Matrix quality and habitat configuration interactively determine functional connectivity in a widespread bush cricket at a small spatial scale

Abstract

Unlike rare or specialised species, widespread abundant species have often been neglected when studying effects of habitat fragmentation. However, recently, it was shown that in the widespread abundant bush cricket Pholidoptera griseoaptera gene flow becomes restricted when the share of suitable habitat dropped below a threshold of 20% at the landscape scale. Here, using the same highly fragmented landscape, we studied the impact of habitat configuration and matrix quality on genetic variation and population differentiation of P. griseoaptera at a small spatial scale.
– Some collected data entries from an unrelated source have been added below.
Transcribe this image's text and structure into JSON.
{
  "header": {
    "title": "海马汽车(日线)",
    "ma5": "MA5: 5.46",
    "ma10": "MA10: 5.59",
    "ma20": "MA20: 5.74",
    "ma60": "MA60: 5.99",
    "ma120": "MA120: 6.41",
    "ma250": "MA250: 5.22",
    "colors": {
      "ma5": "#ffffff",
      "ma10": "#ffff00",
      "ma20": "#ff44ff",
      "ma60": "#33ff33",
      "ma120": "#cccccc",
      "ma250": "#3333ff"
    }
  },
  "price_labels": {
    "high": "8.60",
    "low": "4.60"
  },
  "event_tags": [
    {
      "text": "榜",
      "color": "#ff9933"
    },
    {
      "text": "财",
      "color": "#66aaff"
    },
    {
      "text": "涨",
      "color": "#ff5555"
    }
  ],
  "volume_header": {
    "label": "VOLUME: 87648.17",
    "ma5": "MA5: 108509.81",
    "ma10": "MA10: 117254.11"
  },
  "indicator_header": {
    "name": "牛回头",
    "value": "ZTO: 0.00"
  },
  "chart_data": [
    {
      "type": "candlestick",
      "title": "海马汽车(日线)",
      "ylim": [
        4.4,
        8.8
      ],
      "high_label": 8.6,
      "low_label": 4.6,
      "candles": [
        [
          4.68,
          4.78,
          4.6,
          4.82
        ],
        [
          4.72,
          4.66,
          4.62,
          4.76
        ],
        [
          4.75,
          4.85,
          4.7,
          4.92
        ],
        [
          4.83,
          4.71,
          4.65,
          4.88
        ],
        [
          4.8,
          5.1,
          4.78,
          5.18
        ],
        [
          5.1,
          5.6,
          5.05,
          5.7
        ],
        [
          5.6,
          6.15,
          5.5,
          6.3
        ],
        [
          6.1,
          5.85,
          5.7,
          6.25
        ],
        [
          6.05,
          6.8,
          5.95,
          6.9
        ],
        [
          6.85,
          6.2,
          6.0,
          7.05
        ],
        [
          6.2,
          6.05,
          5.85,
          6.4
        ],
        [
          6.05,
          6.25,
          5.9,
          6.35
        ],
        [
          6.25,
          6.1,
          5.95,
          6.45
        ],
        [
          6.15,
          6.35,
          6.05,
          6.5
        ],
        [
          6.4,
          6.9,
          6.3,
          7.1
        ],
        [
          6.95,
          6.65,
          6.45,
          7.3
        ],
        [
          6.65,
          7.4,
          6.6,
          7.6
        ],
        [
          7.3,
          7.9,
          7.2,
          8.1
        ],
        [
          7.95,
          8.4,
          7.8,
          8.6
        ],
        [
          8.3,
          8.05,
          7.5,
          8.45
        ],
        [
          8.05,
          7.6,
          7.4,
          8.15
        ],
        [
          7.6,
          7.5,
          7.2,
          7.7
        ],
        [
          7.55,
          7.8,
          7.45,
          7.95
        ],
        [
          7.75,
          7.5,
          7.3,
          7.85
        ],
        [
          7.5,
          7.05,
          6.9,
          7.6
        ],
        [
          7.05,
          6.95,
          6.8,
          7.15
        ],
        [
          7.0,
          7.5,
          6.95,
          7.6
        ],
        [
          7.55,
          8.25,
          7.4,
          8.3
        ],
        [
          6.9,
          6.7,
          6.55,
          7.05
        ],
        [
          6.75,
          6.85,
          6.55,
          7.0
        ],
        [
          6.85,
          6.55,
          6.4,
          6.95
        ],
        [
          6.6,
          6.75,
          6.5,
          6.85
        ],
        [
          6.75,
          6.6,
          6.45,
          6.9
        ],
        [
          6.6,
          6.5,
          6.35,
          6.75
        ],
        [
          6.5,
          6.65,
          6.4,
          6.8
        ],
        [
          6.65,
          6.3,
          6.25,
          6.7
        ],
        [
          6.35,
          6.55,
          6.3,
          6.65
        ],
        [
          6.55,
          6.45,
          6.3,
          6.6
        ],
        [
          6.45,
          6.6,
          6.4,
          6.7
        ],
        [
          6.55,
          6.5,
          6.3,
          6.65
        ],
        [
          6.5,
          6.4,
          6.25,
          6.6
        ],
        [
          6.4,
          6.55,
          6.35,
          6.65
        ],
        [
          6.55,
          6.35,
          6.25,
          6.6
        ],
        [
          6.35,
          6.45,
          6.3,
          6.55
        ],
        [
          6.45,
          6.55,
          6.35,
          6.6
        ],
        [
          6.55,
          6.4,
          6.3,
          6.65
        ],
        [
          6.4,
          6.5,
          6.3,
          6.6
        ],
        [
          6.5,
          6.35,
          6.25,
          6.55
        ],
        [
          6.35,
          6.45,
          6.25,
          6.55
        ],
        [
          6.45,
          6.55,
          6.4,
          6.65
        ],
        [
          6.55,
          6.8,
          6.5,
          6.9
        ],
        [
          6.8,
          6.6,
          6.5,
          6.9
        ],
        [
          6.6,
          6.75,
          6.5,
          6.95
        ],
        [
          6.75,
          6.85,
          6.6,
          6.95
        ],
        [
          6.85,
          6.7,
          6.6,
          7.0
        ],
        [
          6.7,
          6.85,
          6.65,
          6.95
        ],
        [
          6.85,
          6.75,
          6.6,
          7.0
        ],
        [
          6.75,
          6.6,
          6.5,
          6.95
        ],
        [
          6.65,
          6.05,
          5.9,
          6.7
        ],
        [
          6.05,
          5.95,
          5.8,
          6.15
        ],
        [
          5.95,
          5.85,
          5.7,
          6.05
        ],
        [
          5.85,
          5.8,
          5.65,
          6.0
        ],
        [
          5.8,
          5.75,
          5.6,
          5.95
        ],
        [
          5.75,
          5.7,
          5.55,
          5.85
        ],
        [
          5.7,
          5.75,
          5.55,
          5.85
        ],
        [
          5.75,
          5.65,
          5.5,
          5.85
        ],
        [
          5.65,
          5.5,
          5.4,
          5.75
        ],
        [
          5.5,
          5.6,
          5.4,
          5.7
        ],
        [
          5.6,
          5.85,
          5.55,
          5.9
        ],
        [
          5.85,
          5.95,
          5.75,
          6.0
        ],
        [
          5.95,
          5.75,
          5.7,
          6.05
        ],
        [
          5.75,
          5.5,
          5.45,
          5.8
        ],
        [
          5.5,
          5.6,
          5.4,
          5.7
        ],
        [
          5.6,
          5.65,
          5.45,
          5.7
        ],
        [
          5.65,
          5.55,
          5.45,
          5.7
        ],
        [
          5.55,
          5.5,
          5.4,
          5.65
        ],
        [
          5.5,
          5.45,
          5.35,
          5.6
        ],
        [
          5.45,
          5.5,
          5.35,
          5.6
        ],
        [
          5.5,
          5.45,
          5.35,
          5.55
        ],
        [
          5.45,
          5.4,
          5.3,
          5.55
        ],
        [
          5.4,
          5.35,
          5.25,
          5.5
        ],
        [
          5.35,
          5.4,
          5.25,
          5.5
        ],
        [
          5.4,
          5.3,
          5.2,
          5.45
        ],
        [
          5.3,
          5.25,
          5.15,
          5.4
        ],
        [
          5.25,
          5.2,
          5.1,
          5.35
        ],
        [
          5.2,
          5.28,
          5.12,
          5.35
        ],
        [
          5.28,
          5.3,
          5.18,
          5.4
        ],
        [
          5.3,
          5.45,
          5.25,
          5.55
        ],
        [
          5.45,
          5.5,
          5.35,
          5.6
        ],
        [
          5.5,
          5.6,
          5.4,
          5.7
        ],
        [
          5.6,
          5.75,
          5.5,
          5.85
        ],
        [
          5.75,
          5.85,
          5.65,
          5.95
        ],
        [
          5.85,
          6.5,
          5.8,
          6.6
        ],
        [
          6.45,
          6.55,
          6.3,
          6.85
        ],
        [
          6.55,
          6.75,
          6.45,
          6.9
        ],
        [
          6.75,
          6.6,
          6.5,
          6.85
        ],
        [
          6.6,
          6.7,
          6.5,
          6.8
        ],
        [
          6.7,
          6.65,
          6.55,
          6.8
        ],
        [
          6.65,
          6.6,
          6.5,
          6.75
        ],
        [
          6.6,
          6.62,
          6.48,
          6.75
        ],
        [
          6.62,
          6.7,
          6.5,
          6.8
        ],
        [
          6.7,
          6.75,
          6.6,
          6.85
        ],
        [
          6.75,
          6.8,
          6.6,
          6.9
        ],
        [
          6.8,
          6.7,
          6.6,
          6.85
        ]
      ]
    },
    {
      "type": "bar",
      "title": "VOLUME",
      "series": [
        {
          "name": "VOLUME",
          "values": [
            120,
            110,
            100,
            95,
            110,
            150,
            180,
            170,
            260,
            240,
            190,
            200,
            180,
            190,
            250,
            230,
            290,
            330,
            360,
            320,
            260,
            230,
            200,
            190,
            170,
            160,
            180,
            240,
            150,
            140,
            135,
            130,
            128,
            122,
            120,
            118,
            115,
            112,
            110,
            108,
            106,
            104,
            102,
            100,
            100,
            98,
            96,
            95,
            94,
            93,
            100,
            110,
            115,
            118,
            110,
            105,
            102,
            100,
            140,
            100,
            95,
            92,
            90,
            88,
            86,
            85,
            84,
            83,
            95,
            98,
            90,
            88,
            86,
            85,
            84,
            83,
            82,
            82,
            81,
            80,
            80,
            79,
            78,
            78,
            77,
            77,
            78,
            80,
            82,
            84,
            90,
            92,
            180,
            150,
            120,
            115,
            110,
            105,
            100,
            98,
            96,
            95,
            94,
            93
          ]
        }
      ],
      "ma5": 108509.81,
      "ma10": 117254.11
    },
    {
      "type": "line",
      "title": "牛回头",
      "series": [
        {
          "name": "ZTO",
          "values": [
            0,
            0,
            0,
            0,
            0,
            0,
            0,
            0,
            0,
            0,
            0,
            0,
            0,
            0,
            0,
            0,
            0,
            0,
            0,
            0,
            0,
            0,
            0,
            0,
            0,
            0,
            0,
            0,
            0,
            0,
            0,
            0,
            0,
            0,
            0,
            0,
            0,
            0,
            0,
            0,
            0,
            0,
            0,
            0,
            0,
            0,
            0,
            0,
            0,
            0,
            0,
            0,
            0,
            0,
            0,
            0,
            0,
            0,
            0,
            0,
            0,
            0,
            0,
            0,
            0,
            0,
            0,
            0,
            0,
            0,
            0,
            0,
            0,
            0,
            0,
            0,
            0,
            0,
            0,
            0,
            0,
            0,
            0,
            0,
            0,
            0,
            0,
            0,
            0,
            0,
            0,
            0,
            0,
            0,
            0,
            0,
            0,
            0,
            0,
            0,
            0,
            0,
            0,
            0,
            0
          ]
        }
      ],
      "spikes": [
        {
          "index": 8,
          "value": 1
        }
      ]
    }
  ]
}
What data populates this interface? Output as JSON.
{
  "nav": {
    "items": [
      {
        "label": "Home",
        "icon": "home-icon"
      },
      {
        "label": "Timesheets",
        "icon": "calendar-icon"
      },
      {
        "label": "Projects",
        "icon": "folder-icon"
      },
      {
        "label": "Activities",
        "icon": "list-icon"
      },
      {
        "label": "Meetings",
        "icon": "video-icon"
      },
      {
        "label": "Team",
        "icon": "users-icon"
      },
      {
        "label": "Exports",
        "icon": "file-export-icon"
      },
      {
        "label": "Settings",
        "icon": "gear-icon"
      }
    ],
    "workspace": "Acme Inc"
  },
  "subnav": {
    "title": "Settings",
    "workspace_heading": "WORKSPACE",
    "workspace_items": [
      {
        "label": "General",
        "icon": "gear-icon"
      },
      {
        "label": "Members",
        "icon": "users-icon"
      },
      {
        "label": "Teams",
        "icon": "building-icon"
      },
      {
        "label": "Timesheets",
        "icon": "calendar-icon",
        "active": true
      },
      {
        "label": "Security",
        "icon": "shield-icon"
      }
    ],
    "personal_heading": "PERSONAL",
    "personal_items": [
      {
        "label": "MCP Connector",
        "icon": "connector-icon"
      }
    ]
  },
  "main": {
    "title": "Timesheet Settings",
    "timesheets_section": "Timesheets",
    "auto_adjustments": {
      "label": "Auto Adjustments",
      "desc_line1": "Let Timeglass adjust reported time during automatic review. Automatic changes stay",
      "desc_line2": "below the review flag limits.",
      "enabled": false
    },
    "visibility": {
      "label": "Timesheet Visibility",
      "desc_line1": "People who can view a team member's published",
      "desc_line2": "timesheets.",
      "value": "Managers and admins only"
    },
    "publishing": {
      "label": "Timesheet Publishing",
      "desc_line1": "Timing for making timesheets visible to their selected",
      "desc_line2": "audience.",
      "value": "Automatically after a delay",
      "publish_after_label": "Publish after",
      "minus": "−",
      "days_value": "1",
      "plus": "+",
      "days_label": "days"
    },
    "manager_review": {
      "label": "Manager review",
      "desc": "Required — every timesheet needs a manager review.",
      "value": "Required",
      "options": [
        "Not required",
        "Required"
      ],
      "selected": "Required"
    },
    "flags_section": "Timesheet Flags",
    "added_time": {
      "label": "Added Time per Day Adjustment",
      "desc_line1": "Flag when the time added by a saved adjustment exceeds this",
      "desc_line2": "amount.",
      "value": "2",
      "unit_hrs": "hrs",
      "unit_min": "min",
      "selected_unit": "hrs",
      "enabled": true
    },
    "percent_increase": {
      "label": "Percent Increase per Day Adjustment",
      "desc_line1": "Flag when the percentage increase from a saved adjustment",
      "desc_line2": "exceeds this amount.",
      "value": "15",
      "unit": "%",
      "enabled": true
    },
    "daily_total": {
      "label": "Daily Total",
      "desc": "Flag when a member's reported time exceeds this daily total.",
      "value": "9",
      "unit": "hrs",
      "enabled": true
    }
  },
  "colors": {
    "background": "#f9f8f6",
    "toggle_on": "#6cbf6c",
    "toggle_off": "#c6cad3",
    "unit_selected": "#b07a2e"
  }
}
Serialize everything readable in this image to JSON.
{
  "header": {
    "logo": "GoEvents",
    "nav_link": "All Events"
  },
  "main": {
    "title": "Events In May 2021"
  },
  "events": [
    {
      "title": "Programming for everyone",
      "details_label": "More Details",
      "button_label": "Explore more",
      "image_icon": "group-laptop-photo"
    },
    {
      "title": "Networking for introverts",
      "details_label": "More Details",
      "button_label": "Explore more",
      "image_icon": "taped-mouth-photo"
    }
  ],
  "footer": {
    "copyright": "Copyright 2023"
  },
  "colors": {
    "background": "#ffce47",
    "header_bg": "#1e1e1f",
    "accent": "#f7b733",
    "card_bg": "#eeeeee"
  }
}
We investigated four clusters of three populations that were either disconnected or connected and had either low quality (arable land) or high quality (grassland) matrix. The number of alleles was significantly lower in disconnected than in connected clusters, irrespective of matrix quality. Genetic differentiation was equally high in the two disconnected clusters and in the connected cluster with low quality matrix (G ST ≥ 0.030; D ≥ 0.082), whereas it was significantly reduced when connected habitats were embedded in a high quality grassland matrix (G ST = 0.004; D = 0.011). Analyses of least-cost paths showed that grassy landscape elements in fact represent high quality matrix, but that linear grassy margins are costly for dispersal. The effect of habitat configuration on genetic diversity may be explained by lower effective population sizes in disconnected habitats. The fact that only the connected populations in high quality matrix were not differentiated indicates that landscape management should simultaneously consider habitat configuration and matrix quality to effectively promote small and dispersal-limited species, also at small spatial scales.